La loi instaure une procédure simplifiée de réalisation où il n’est pas nécessaire de passer devant un juge. En effet, la loi distingue le constituant gagiste consommateur du non-consommateur.
Lorsqu’il s’agit d’un constituant consommateur, il est toujours nécessaire de passer devant le juge où, par la suite, le gage sera évalué par un expert puis vendu. Dans ce cas de figure, le créancier gagiste ne peut se porter acquéreur du bien.
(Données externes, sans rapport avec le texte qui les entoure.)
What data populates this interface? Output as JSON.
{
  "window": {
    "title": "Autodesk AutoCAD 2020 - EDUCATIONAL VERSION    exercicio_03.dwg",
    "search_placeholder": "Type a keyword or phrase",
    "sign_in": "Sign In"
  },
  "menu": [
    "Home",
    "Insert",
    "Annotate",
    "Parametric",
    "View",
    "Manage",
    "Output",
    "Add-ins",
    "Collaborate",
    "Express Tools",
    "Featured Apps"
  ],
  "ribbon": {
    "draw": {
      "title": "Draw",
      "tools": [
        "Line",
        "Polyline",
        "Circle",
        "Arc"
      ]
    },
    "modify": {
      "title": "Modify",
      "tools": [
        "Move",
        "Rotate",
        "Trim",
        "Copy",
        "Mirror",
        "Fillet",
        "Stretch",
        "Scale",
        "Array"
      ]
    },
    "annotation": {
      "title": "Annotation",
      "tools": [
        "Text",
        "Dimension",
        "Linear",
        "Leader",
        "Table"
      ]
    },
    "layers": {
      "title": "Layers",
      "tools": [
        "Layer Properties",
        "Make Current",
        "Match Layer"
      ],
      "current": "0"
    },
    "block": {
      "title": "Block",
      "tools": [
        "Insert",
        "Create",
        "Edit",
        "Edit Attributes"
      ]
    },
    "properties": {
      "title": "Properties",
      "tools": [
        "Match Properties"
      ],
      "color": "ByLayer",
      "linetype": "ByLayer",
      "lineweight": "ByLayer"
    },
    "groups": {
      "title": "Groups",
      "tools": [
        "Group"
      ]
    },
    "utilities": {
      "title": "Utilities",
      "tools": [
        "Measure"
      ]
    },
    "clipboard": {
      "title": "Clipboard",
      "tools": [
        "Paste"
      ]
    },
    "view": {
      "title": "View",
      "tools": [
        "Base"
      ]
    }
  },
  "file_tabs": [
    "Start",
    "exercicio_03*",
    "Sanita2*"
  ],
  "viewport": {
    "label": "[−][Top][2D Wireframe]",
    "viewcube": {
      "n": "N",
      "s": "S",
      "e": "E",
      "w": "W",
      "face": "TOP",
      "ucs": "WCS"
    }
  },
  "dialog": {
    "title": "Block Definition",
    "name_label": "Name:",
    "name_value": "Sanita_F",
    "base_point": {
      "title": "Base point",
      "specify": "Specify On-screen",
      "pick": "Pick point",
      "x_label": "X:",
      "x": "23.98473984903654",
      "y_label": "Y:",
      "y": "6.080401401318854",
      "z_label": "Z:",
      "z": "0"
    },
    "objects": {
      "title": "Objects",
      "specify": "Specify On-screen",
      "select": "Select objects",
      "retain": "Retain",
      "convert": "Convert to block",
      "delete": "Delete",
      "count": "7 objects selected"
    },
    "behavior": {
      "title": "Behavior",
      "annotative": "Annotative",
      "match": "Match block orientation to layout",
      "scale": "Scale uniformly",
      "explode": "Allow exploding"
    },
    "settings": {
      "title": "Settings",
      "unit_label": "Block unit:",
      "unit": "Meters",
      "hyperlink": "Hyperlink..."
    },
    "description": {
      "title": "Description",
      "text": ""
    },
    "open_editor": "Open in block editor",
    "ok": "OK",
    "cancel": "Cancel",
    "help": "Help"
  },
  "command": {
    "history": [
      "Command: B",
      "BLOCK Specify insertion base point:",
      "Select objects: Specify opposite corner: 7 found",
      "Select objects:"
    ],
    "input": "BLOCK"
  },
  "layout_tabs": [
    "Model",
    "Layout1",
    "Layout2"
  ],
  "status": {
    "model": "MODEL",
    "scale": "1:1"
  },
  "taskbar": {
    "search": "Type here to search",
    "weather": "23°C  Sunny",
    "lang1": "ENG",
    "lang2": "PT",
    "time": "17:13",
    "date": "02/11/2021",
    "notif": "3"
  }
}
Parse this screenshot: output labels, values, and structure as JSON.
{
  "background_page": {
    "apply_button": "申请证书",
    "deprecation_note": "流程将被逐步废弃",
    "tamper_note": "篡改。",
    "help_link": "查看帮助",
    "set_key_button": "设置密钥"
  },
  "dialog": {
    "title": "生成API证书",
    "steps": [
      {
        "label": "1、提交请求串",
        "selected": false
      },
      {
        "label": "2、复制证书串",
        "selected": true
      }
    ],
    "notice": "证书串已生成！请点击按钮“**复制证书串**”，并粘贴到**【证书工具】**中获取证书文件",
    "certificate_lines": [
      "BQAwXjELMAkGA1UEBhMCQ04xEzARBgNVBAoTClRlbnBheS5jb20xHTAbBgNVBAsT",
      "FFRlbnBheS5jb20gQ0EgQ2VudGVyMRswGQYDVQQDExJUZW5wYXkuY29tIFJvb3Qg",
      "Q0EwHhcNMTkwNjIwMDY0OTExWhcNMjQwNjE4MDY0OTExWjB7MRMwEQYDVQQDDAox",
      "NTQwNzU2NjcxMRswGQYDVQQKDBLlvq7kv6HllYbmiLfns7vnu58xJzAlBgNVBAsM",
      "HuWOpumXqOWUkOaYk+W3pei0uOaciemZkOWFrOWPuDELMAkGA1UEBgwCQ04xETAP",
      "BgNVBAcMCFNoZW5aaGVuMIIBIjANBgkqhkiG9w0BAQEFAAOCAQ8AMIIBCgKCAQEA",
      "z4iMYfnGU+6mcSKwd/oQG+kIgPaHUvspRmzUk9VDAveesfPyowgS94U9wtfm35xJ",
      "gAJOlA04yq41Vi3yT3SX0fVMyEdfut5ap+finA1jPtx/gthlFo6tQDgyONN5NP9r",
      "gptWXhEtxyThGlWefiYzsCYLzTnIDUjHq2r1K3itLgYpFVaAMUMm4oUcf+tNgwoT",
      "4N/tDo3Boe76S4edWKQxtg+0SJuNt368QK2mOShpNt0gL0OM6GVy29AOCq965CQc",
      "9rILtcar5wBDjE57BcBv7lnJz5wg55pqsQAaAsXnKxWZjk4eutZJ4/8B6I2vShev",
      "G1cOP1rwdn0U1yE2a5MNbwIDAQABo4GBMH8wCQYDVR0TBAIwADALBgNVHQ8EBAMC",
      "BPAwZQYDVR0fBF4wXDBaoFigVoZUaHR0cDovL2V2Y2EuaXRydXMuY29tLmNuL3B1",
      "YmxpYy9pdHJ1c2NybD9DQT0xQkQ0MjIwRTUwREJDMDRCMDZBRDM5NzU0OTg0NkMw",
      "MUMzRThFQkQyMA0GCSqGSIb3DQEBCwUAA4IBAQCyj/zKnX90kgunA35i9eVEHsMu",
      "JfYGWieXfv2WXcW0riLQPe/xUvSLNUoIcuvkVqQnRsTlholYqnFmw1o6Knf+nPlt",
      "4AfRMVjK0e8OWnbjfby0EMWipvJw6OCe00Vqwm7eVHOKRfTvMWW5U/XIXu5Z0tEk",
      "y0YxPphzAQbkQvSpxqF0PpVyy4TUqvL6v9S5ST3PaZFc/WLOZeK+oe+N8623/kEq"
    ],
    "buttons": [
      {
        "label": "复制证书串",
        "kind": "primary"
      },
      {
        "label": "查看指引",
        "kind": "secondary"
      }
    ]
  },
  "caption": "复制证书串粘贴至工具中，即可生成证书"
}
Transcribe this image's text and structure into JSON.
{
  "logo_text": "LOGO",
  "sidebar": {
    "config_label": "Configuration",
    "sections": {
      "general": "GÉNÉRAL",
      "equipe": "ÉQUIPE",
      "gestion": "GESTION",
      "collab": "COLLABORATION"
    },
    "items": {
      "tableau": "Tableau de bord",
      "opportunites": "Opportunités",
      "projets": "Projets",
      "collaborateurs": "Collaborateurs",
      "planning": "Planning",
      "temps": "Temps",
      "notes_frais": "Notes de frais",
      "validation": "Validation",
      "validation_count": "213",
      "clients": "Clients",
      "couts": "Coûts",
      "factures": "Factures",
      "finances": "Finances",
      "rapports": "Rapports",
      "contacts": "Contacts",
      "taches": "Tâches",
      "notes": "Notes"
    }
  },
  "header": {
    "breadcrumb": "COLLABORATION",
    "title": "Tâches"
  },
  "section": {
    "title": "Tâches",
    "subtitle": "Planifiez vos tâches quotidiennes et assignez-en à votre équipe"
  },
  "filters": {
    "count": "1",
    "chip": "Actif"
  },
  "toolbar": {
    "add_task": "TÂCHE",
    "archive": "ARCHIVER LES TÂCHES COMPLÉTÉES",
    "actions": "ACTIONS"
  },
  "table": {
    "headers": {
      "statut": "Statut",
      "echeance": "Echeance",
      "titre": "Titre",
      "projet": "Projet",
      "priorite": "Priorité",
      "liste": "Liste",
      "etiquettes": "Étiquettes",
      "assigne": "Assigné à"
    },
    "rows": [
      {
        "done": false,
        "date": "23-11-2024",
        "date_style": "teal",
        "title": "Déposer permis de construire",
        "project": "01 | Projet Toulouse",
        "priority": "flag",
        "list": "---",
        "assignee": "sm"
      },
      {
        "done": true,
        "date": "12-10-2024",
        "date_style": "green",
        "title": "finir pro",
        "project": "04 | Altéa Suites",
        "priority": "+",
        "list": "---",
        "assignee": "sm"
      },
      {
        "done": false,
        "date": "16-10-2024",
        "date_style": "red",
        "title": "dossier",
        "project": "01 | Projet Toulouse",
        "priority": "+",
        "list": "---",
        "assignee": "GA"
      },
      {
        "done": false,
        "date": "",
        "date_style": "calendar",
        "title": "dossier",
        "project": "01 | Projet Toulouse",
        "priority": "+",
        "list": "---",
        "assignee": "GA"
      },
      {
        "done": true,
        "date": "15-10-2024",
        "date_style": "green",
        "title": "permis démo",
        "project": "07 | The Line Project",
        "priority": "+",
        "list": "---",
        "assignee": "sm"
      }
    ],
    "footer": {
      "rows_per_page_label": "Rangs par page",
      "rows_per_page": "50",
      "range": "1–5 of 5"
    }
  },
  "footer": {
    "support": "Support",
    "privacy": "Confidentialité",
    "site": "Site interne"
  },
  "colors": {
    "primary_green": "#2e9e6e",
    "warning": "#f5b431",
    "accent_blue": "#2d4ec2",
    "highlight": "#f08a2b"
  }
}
Dans le cas où le constituant n’est pas un consommateur, une procédure de réalisation simplifiée est possible. Ici, l’intervention d’un juge n’est pas nécessaire. Le créancier a le choix entre deux manières de réaliser le bien. Soit il décide de le vendre ou de le faire louer jusqu’à apurement de sa créance garantie, soit il a le droit de se l’approprier. Mais dans ce dernier cas, il est nécessaire que la convention ait prévu la valeur du bien en question (déterminée par un expert ou par référence au prix du marché).
Afin d’éviter que cette réalisation simplifiée génère des abus, la loi a mis en place deux garde-fous.
Premièrement, la réalisation doit avoir été effectuée de bonne foi.
Deuxièmement, elle doit avoir été exécutée de manière économiquement justifiée.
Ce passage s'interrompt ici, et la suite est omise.